| HN Mirror

Let's assume that it is unacceptable to have each dyno tell the router each time it finishes a request ( http://news.ycombinator.com/item?id=5217157 ). And also that the goal is to reduce worst-case latency. And also that we don't know a priori how many requests each dyno should queue before it is 'full' and rejects further requests ( http://news.ycombinator.com/item?id=5216771 ).

Proposal:

1) Once per minute (or less often if you have a zillion dynos), each dyno tells the router the maximum number of requests it had queued at any time over the past minute.

2) Using that information, the router recalculates a threshold once a minute that defines how many queued requests is "too many" (e.g. maybe if you have n dynos, you take the log(n)th-busiest-dyno's load as the threshold -- you want the threshold to only catch the tail).

3) When each request is sent to a dyno, a header fields is added that tells the dyno the current 'too many' threshold.

4) If the receiving dyno has too many, it passes the request back to the router, telling the router that it's busy ( http://news.ycombinator.com/item?id=5217157 ).

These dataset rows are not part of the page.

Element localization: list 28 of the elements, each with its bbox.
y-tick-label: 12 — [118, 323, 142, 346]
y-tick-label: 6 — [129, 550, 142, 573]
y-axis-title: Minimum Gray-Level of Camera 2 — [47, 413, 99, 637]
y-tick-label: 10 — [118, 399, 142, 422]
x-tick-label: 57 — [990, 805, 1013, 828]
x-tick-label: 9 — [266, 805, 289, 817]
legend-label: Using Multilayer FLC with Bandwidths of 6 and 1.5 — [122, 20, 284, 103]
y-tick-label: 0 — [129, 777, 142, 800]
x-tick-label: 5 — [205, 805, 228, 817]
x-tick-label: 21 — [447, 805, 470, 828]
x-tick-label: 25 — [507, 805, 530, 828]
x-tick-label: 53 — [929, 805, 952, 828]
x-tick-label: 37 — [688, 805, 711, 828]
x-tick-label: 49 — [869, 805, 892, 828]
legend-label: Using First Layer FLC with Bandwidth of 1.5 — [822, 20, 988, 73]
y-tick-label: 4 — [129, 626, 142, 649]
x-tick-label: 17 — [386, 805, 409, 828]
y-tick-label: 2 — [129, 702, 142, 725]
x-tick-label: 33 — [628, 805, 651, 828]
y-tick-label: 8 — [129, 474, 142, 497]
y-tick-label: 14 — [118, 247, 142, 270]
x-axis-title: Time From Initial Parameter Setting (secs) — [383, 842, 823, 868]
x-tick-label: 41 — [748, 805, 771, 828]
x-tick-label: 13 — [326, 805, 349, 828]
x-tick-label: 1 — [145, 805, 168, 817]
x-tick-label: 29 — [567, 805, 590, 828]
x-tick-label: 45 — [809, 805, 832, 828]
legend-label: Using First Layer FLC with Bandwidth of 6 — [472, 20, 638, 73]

The 'busy' dyno remembers that the router thinks it is 'busy'. The next time its queue is empty, it tells the router "i'm not busy anymore" (and repeats this message once per minute until it receives another request, at which point it assumes the router 'heard').

5) When a receiving dyno tells the router that it is busy, the router remembers this and stops giving requests to that dyno until the dyno tells it that it is not busy anymore.

I haven't worked on stuff like this myself, do you think that would work?